Des microbes produisant de l’oxygène découverts : une nouvelle vie souterraine fascinante
Les eaux souterraines représentent près d’un tiers des ressources en eau douce de la planète, bien plus que les lacs, les rivières et l’atmosphère combinés, et dépassées uniquement par l’eau gelée des calottes glaciaires polaires. Autrement dit, près de la moitié de l’humanité dépend des eaux souterraines comme source d’eau potable. Cependant, malgré leur occurrence globale et leur importance essentielle, la connaissance des organismes qui y habitent et de leur survie reste mince.
Une récente étude menée par l’écologiste microbien Emil Ruff du Laboratoire biologique marin (MBL) a découvert que les eaux souterraines anciennes abritent non seulement des communautés microbiennes diverses et actives, mais également des quantités inattendues de cellules microbiennes.

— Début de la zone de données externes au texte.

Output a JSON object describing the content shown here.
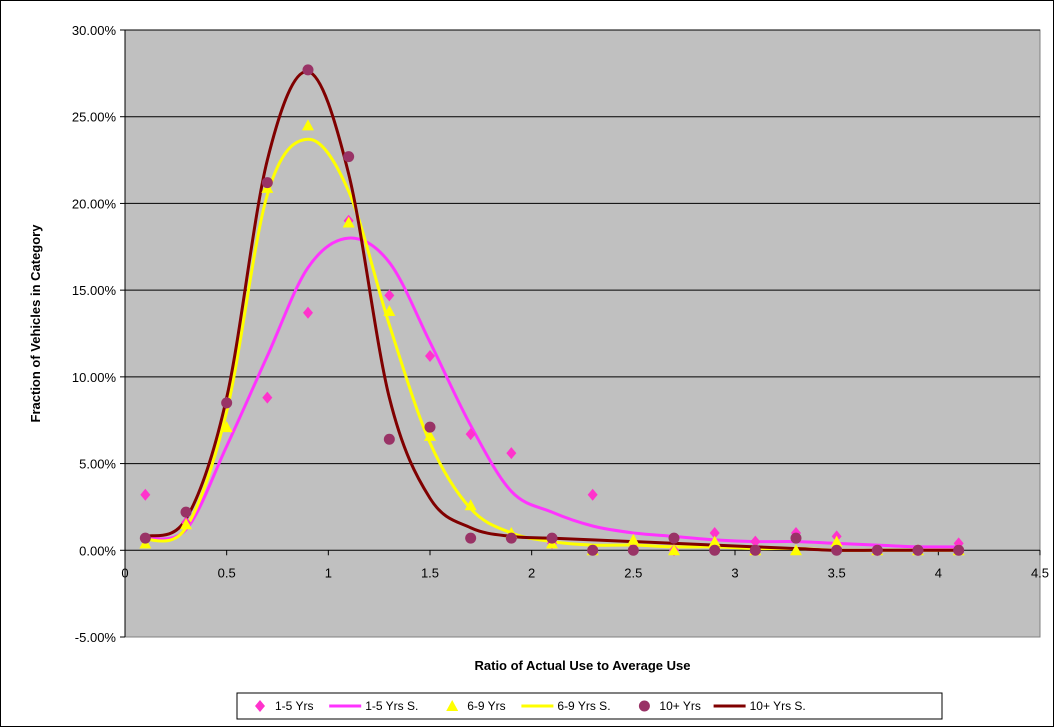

De manière impressionnante, certains de ces microbes semblent produire de « l’oxygène noir » (en l’absence de lumière solaire) en abondance telle que l’oxygène peut nourrir non seulement ces microbes, mais également peut fuir dans l’environnement et soutenir d’autres microbes oxygéno-dépendants qui ne peuvent pas le produire eux-mêmes.
L’étude a porté sur 138 échantillons d’eau souterraine prélevés dans 14 aquifères situés sous plus de 80 000 miles carrés de prairie dans la province d’Alberta, au Canada, une zone trois fois plus grande que l’Irlande. Le but était d’étudier la biogéochimie et l’écologie microbienne d’un large éventail d’environnements aquifères.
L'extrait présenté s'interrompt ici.